There is also strong industry interest in developing projects in the area offshore of NSW. The area is adjacent to the NSW Government’s proposed Illawarra Renewable Energy Zone.

Map of the Illawarra declared offshore wind area showing the proposed area versus the declared zone
Illawarra declared offshore wind area (Image: DCCEEW)

The proposed area that went out for public consultation was determined following consultation with Australian and NSW government agencies.

Feasibility licence applications for the Illawarra offshore wind zone will be open from 17 June to 15 August 2024.

Climate Council head of policy and advocacy Dr Jennifer Rayner said, “The Illawarra has long been a manufacturing powerhouse. With affordable, clean energy being produced in the region, places like Wollongong and Port Kembla will continue thriving for generations to come.

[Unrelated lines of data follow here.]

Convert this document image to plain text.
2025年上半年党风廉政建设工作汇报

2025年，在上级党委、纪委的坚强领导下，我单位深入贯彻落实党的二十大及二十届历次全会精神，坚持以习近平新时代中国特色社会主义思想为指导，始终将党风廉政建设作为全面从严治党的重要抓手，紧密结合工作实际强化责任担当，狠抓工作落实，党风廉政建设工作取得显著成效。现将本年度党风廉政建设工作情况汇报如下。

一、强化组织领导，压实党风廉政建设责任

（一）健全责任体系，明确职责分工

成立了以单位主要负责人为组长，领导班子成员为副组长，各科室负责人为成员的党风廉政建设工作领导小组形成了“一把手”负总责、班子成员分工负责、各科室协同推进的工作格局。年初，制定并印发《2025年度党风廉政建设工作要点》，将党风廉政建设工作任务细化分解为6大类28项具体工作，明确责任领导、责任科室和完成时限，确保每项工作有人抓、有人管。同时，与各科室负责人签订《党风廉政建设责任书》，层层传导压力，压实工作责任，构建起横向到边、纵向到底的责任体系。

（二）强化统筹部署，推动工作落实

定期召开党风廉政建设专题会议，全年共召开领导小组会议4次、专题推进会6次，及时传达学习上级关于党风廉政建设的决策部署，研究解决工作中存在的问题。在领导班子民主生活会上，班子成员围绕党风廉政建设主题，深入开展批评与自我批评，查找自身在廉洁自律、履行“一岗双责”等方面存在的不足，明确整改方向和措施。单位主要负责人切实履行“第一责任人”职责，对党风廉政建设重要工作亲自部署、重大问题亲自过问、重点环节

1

“Offshore wind will be an important part of Australia’s clean energy grid because it provides reliable, steady renewable energy right around the clock. This is one of the important ways we’ll power Australia as our ageing and unreliable coal-fired generators close.

Related article: Australia’s third—and smallest—offshore wind zone declared

“We’ll also need more onshore wind to grow a bigger, cleaner grid that can power our homes, businesses and clean manufacturing right across NSW and around the country. The federal and state governments need to work together to rapidly break through roadblocks that are holding back the delivery of onshore wind projects already supported by communities and investors.”